Still in high school and living on a farm, we couldn’t do what we wanted. We weren’t old enough to go out to the city . . . to the clubs . . . raves . . .

It was Friday. We were waiting for softball practice to be over. Hammered by Seonsaengnim about how we fucked up our game. She had let out a boisterous roar. You call that a swing? Who has a swing like that? We scrambled to be better and tried to hit the ball just like Seonsaengnim wanted. The yard stick had come out. SMACK! On the ground . . .  Seonsaengnim had stopped the game. An irritable groan had come out. There . . . 
NO! NO! NO! Teul-yeo-sa! 
SMACK! E-rya-keh! 
Seonsaengnim had modeled with her hips. This is where you are supposed to get your swing
Lily Ann and I covertly texted each other. What song? Softball practice ended. 

That night, we left as fast as we could to Lily Ann’s house to get ready. Plug in. 
Playlist reshare. 
-Add song 
-Add song 
-Add song 

Lily Ann made a call. Now Jenni!! We’re home. Come over! Lily Ann’s basement was our Friday night go-to spot since there was a projector screen—our center stage backdrop.
Rainbow cubes fading in and out. 
Alice through—SLEEPY REMIX 

Bobbing our heads. Head banging. Dancing in a circle. 

-Chair in the middle. 
-Tree in middle. 
-Nothing in the middle. 

We were hungry and exhausted now. If Lily Ann’s mom didn’t make kimchi jiigae for us to eat, we would go for Ramyun. And it wasn’t any Ramyun, especially not the instant American kind. Too bland for our taste. I’m talking about spicy, sweat dripping Shin Ramyun. After we inhaled leftover kimchi jiigae, making our pores sweat out even more after hours of dancing, we were still hungry. Lily Ann got a pot of water ready and turned on the stove. Bright red packets. Timer starts: three minutes. One minute: the water is bubbling. Put in the dried noodle pack. Lily Ann impatiently waited for it to cook to eat, all the while making jokes about kids in math class. They were confusing the Pythagorean theorem for pathos of the sides of an irregular shape. Jenni and I quietly giggling in our corners while chef Lily Ann paced back and forth waiting for the noodles to get soft, checking the fridge on what other surprise ingredients to add, chopping scallion into little bits, and yelling at us to stop giggling. Once the egg went in, there was less than a minute until the Ramyun was ready. 
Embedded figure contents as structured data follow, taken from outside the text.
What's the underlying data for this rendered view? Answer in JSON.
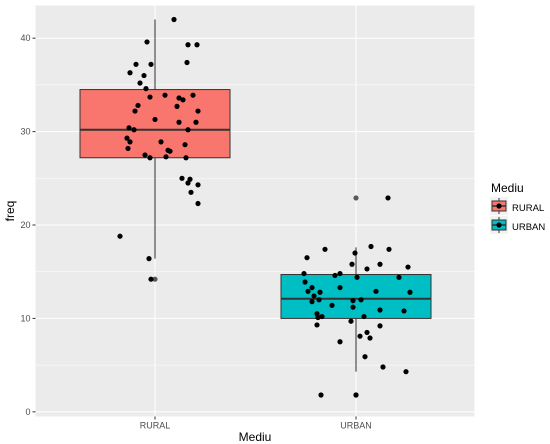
{
  "chart_data": {
    "type": "boxplot",
    "xlabel": "Mediu",
    "ylabel": "freq",
    "categories": [
      "RURAL",
      "URBAN"
    ],
    "ylim": [
      -0.5,
      43.5
    ],
    "yticks": [
      0,
      10,
      20,
      30,
      40
    ],
    "grid": true,
    "legend": {
      "title": "Mediu",
      "position": "right",
      "entries": [
        "RURAL",
        "URBAN"
      ]
    },
    "colors": {
      "RURAL": "#f8766d",
      "URBAN": "#00bfc4",
      "panel_background": "#ebebeb",
      "grid": "#ffffff",
      "outline": "#333333",
      "outlier": "#595959"
    },
    "boxes": [
      {
        "category": "RURAL",
        "lower_whisker": 16.4,
        "q1": 27.2,
        "median": 30.2,
        "q3": 34.5,
        "upper_whisker": 42.0,
        "outliers": [
          14.2
        ]
      },
      {
        "category": "URBAN",
        "lower_whisker": 4.3,
        "q1": 10.0,
        "median": 12.1,
        "q3": 14.7,
        "upper_whisker": 17.6,
        "outliers": [
          22.9,
          1.8
        ]
      }
    ],
    "points": [
      {
        "category": "RURAL",
        "x_offset": 0.19,
        "y": 42.0
      },
      {
        "category": "RURAL",
        "x_offset": -0.08,
        "y": 39.6
      },
      {
        "category": "RURAL",
        "x_offset": 0.33,
        "y": 39.3
      },
      {
        "category": "RURAL",
        "x_offset": 0.42,
        "y": 39.3
      },
      {
        "category": "RURAL",
        "x_offset": 0.32,
        "y": 37.4
      },
      {
        "category": "RURAL",
        "x_offset": -0.19,
        "y": 37.2
      },
      {
        "category": "RURAL",
        "x_offset": -0.04,
        "y": 37.2
      },
      {
        "category": "RURAL",
        "x_offset": -0.25,
        "y": 36.3
      },
      {
        "category": "RURAL",
        "x_offset": -0.11,
        "y": 36.0
      },
      {
        "category": "RURAL",
        "x_offset": -0.15,
        "y": 35.2
      },
      {
        "category": "RURAL",
        "x_offset": -0.09,
        "y": 34.6
      },
      {
        "category": "RURAL",
        "x_offset": 0.1,
        "y": 33.9
      },
      {
        "category": "RURAL",
        "x_offset": 0.24,
        "y": 33.6
      },
      {
        "category": "RURAL",
        "x_offset": 0.38,
        "y": 33.9
      },
      {
        "category": "RURAL",
        "x_offset": -0.05,
        "y": 33.7
      },
      {
        "category": "RURAL",
        "x_offset": 0.28,
        "y": 33.4
      },
      {
        "category": "RURAL",
        "x_offset": -0.17,
        "y": 32.8
      },
      {
        "category": "RURAL",
        "x_offset": 0.22,
        "y": 32.7
      },
      {
        "category": "RURAL",
        "x_offset": -0.2,
        "y": 32.2
      },
      {
        "category": "RURAL",
        "x_offset": 0.43,
        "y": 32.2
      },
      {
        "category": "RURAL",
        "x_offset": 0.0,
        "y": 31.3
      },
      {
        "category": "RURAL",
        "x_offset": 0.24,
        "y": 31.0
      },
      {
        "category": "RURAL",
        "x_offset": 0.41,
        "y": 31.0
      },
      {
        "category": "RURAL",
        "x_offset": -0.26,
        "y": 30.4
      },
      {
        "category": "RURAL",
        "x_offset": 0.33,
        "y": 30.2
      },
      {
        "category": "RURAL",
        "x_offset": -0.21,
        "y": 30.2
      },
      {
        "category": "RURAL",
        "x_offset": -0.28,
        "y": 29.3
      },
      {
        "category": "RURAL",
        "x_offset": -0.25,
        "y": 28.9
      },
      {
        "category": "RURAL",
        "x_offset": 0.06,
        "y": 28.9
      },
      {
        "category": "RURAL",
        "x_offset": 0.3,
        "y": 28.6
      },
      {
        "category": "RURAL",
        "x_offset": 0.13,
        "y": 28.0
      },
      {
        "category": "RURAL",
        "x_offset": -0.27,
        "y": 28.2
      },
      {
        "category": "RURAL",
        "x_offset": 0.15,
        "y": 27.9
      },
      {
        "category": "RURAL",
        "x_offset": -0.1,
        "y": 27.5
      },
      {
        "category": "RURAL",
        "x_offset": 0.11,
        "y": 27.3
      },
      {
        "category": "RURAL",
        "x_offset": -0.05,
        "y": 27.2
      },
      {
        "category": "RURAL",
        "x_offset": 0.31,
        "y": 27.2
      },
      {
        "category": "RURAL",
        "x_offset": 0.27,
        "y": 25.0
      },
      {
        "category": "RURAL",
        "x_offset": 0.35,
        "y": 24.9
      },
      {
        "category": "RURAL",
        "x_offset": 0.33,
        "y": 24.5
      },
      {
        "category": "RURAL",
        "x_offset": 0.43,
        "y": 24.3
      },
      {
        "category": "RURAL",
        "x_offset": 0.36,
        "y": 23.5
      },
      {
        "category": "RURAL",
        "x_offset": 0.43,
        "y": 22.3
      },
      {
        "category": "RURAL",
        "x_offset": -0.35,
        "y": 18.8
      },
      {
        "category": "RURAL",
        "x_offset": -0.06,
        "y": 16.4
      },
      {
        "category": "RURAL",
        "x_offset": -0.04,
        "y": 14.2
      },
      {
        "category": "URBAN",
        "x_offset": 0.32,
        "y": 22.9
      },
      {
        "category": "URBAN",
        "x_offset": -0.49,
        "y": 16.5
      },
      {
        "category": "URBAN",
        "x_offset": -0.31,
        "y": 17.4
      },
      {
        "category": "URBAN",
        "x_offset": -0.01,
        "y": 17.0
      },
      {
        "category": "URBAN",
        "x_offset": 0.15,
        "y": 17.7
      },
      {
        "category": "URBAN",
        "x_offset": 0.33,
        "y": 17.4
      },
      {
        "category": "URBAN",
        "x_offset": -0.04,
        "y": 15.8
      },
      {
        "category": "URBAN",
        "x_offset": 0.24,
        "y": 15.8
      },
      {
        "category": "URBAN",
        "x_offset": 0.52,
        "y": 15.5
      },
      {
        "category": "URBAN",
        "x_offset": 0.11,
        "y": 15.3
      },
      {
        "category": "URBAN",
        "x_offset": -0.52,
        "y": 14.8
      },
      {
        "category": "URBAN",
        "x_offset": -0.21,
        "y": 14.6
      },
      {
        "category": "URBAN",
        "x_offset": -0.16,
        "y": 14.8
      },
      {
        "category": "URBAN",
        "x_offset": 0.01,
        "y": 14.4
      },
      {
        "category": "URBAN",
        "x_offset": 0.43,
        "y": 14.4
      },
      {
        "category": "URBAN",
        "x_offset": -0.51,
        "y": 13.9
      },
      {
        "category": "URBAN",
        "x_offset": -0.44,
        "y": 13.3
      },
      {
        "category": "URBAN",
        "x_offset": -0.16,
        "y": 13.3
      },
      {
        "category": "URBAN",
        "x_offset": -0.48,
        "y": 12.9
      },
      {
        "category": "URBAN",
        "x_offset": -0.42,
        "y": 12.4
      },
      {
        "category": "URBAN",
        "x_offset": -0.36,
        "y": 12.8
      },
      {
        "category": "URBAN",
        "x_offset": -0.37,
        "y": 12.0
      },
      {
        "category": "URBAN",
        "x_offset": -0.44,
        "y": 11.8
      },
      {
        "category": "URBAN",
        "x_offset": -0.24,
        "y": 11.4
      },
      {
        "category": "URBAN",
        "x_offset": -0.03,
        "y": 11.9
      },
      {
        "category": "URBAN",
        "x_offset": 0.05,
        "y": 12.0
      },
      {
        "category": "URBAN",
        "x_offset": 0.2,
        "y": 12.9
      },
      {
        "category": "URBAN",
        "x_offset": 0.54,
        "y": 12.8
      },
      {
        "category": "URBAN",
        "x_offset": -0.03,
        "y": 11.2
      },
      {
        "category": "URBAN",
        "x_offset": 0.24,
        "y": 10.9
      },
      {
        "category": "URBAN",
        "x_offset": 0.48,
        "y": 10.8
      },
      {
        "category": "URBAN",
        "x_offset": -0.39,
        "y": 10.5
      },
      {
        "category": "URBAN",
        "x_offset": -0.38,
        "y": 10.1
      },
      {
        "category": "URBAN",
        "x_offset": -0.34,
        "y": 10.2
      },
      {
        "category": "URBAN",
        "x_offset": 0.08,
        "y": 10.2
      },
      {
        "category": "URBAN",
        "x_offset": -0.05,
        "y": 9.7
      },
      {
        "category": "URBAN",
        "x_offset": -0.39,
        "y": 9.3
      },
      {
        "category": "URBAN",
        "x_offset": 0.24,
        "y": 9.2
      },
      {
        "category": "URBAN",
        "x_offset": 0.11,
        "y": 8.5
      },
      {
        "category": "URBAN",
        "x_offset": 0.04,
        "y": 8.1
      },
      {
        "category": "URBAN",
        "x_offset": 0.14,
        "y": 7.9
      },
      {
        "category": "URBAN",
        "x_offset": -0.16,
        "y": 7.5
      },
      {
        "category": "URBAN",
        "x_offset": 0.09,
        "y": 5.9
      },
      {
        "category": "URBAN",
        "x_offset": 0.27,
        "y": 4.8
      },
      {
        "category": "URBAN",
        "x_offset": 0.5,
        "y": 4.3
      },
      {
        "category": "URBAN",
        "x_offset": -0.35,
        "y": 1.8
      },
      {
        "category": "URBAN",
        "x_offset": 0.0,
        "y": 1.8
      }
    ]
  }
}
Silence. Only the sounds of forks and chopsticks clanging on the bowl, pushing the noodles against the bowl for us to grab. 

Something is missing, said Lily Ann. There was no kimchi. A scream. We all screamed. Lily Ann ran to the fridge to get the most important dish. We started again—eating ferociously, sipping the spicy soup, slurping the noodles. No water for us champions. After we were done eating, waiting for the afterburn taste in our mouths to leave, Lily Ann said, God, I can’t wait to leave this shit hole. Is there more? Jenni quietly asked. She didn’t say a word the entire night. She ate like Lily Ann and I, no leftovers or complaints.